Solid vertical lines in the margins within the body of the code indicate a technical change from the requirements of the 2012 edition. Deletion indicators in the form of an arrow () are provided in the margin where an entire section, paragraph, exception or table has been deleted or an item in a list of items or a table has been deleted.
A single asterisk [*] placed in the margin indicates that text or a table has been relocated within the code. A double asterisk [**] placed in the margin indicates that the text or table immediately following it has been relocated there from elsewhere in the code.

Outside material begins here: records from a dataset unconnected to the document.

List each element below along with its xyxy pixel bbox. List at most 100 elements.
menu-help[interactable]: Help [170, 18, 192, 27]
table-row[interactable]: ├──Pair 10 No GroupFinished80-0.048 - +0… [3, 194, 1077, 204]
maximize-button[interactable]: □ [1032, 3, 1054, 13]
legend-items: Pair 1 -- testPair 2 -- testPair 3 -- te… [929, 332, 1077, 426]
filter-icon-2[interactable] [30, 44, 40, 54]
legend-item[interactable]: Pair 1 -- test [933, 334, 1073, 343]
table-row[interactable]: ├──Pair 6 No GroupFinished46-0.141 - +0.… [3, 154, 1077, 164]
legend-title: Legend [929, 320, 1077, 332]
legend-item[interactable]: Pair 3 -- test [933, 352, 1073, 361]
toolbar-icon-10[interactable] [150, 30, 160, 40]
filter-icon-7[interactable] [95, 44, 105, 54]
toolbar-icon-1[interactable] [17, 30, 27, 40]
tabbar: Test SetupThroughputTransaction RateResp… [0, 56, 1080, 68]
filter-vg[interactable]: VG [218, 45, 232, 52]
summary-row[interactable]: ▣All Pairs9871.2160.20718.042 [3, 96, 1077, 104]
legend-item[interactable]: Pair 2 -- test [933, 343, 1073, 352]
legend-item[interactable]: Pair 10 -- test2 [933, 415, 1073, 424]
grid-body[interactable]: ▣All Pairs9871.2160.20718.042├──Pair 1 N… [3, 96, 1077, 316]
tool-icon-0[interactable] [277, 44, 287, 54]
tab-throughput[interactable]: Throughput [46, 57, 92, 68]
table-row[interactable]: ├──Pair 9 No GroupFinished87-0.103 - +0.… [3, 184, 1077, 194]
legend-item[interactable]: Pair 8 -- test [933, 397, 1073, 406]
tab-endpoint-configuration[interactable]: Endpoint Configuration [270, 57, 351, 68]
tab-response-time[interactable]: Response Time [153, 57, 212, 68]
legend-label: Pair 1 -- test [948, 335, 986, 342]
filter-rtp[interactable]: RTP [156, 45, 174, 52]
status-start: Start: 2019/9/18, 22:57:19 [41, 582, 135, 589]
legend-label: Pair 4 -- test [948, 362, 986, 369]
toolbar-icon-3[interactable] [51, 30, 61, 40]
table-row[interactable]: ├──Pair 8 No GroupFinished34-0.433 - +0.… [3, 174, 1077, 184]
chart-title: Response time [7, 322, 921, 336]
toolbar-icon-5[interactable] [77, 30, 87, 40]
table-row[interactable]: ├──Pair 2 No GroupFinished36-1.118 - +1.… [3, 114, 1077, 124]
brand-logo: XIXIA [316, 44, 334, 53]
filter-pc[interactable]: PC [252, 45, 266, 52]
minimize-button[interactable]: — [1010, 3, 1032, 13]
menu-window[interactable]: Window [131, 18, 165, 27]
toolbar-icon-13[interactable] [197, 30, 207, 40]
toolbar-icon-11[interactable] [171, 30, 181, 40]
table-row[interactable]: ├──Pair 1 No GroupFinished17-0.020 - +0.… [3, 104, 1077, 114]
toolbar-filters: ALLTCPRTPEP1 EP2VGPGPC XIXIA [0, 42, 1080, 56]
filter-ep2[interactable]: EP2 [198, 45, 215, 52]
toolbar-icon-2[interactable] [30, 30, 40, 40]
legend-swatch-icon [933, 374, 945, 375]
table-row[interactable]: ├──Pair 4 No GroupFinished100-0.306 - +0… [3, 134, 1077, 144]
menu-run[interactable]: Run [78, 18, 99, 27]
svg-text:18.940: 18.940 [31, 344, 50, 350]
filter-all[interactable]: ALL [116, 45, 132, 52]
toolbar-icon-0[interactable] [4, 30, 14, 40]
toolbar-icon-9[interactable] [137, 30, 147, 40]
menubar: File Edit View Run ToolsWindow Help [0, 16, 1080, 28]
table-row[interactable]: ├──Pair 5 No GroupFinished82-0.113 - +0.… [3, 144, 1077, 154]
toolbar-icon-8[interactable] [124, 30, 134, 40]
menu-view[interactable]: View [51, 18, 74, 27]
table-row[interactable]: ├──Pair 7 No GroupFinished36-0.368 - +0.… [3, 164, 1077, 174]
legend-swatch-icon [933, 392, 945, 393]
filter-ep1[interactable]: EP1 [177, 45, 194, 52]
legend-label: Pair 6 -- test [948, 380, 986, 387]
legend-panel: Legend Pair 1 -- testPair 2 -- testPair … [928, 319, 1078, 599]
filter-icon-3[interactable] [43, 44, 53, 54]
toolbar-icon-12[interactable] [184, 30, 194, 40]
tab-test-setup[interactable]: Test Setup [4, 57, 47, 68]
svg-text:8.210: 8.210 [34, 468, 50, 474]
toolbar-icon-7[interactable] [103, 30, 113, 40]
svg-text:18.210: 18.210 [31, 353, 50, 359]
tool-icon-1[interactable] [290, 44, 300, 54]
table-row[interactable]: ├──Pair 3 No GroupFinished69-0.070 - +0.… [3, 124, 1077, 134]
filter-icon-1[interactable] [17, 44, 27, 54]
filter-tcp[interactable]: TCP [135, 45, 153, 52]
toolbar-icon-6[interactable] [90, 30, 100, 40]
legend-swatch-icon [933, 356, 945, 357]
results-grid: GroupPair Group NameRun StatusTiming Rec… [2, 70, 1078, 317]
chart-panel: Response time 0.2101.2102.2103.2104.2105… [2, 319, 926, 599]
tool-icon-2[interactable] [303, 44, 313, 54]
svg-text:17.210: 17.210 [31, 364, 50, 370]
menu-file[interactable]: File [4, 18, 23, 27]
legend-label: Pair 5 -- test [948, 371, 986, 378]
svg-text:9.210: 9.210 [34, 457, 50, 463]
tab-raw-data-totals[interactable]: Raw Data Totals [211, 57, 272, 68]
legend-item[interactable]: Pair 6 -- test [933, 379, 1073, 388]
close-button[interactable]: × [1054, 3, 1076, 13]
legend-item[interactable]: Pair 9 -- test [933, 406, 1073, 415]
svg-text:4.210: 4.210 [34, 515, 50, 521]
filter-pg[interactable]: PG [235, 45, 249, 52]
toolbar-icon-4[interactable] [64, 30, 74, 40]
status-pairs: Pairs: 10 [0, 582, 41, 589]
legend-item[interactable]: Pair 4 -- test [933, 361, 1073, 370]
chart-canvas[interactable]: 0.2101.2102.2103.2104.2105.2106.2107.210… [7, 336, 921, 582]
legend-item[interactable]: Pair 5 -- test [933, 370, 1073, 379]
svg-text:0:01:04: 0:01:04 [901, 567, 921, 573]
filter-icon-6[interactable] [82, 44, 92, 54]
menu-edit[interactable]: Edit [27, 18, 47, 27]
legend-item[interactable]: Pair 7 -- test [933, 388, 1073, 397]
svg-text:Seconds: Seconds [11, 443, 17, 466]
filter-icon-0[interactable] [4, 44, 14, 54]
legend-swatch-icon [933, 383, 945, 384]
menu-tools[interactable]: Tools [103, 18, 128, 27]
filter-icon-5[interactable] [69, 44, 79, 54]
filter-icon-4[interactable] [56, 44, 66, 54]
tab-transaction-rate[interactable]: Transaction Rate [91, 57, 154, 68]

The following table indicates such relocations in the 2015 edition of the International Green Construction Code.
|2015 LOCATION||2012 LOCATION|
|Section 505.3||Section 303.1|
|Section 701.2||Section 705.1|
|Section 701.2.1||Section 705.1.1|
|Table 701.2.1||Table 705.1.1|
|Section 902.1||Section 903.1|
|Table 902.1||Table 903.1|
|Section 902.1.1||Section 902.1|
|Section 902.1.1.2||Section 902.1.1|
|Section 902.1.1.3||Section 902.1.2|
|Section 902.1.1.4||Section 902.1.3|
|Sections 902.4/902.4.1||Section 903.1.1|
|Section 902.5||Section 903.1.2|
|Section 902.7||Section 904.2|
|Sections 903.1/903.2||Section 904.3|
Selected terms set forth in Chapter 2, Definitions, are italicized where they appear in code text. Such terms are not italicized where the definition set forth in Chapter 2 does not impart the intended meaning in the use of the term. The terms selected have definitions that the user should read carefully to facilitate better understanding of the code.